Grecs et Romains se mettent donc à porter de petites figurines phalliques et à en couvrir les murs de leurs maisons, car le phallus détient notamment le pouvoir de protéger les habitations privées. Selon l’historien helléniste Jean Marcadé, il « combat le mauvais œil et met en déroute le hideux génie de la malfaisance » (p. 333) aussi « on les plaçait sur la porte des maisons et des édifices publics » tel ce phallus à pattes, également appelé phallus-oiseau.
Ce qui est pratique avec le phallus à clochettes c’est que disposé à proximité d’une porte il peut faire office de carillon (pardon).
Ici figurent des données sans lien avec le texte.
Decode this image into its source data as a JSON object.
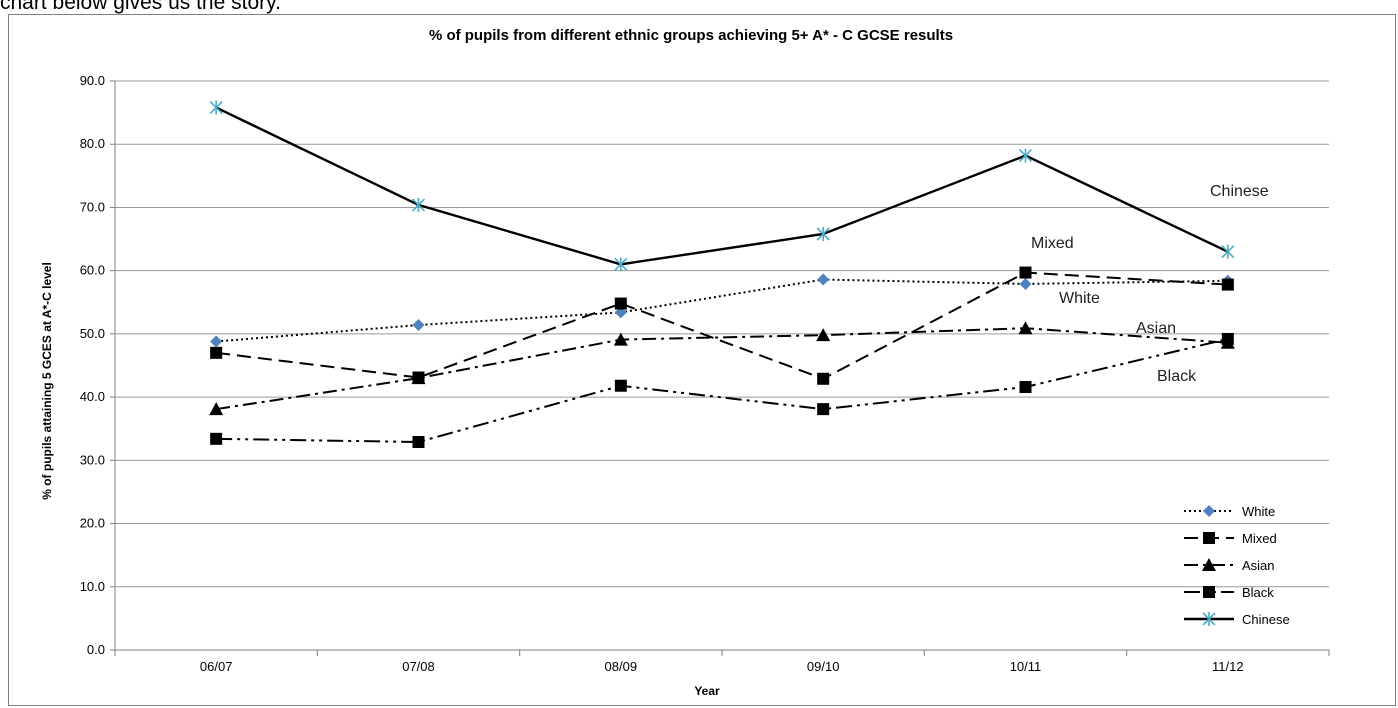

Jean Marcadé ajoute que « doté de pattes, pourvu d’ailes qui rendent son intervention plus rapide, il devient susceptible, en tant qu’animal, de posséder lui-même un phallus, voire une queue phalloïde ; et cette prolifération renforce son action » (p. 333). Ce phallus-ci doit donc envoyer du lourd !
Dans la représentation iconographique grecque et romaine, les personnages pourvus de phallus en érection sont très généralement des génies protecteurs (p. 334), souvent entourés d’inscriptions qui ne sont autres que des vœux de bon augure pour les invités pénétrant dans la maison ce qui est plutôt charmant, convenons-en. Ainsi, je vous présente le GLADIATEUR !
Les piliers hermaïques
Mais à Rome, ces représentations phalliques sacrées ne servent pas qu’à décorer les maisons et protéger du mauvais sort. Il y a aussi les piliers hermaïques — du dieu Hermès — des piliers quadrangulaires surmontés d’une tête généralement barbue et munis d’un pénis érigé, comme vous pouvez le constater sur l’amphore ci-dessous réalisée par le peintre Nikon (ah, l’heureux nom !).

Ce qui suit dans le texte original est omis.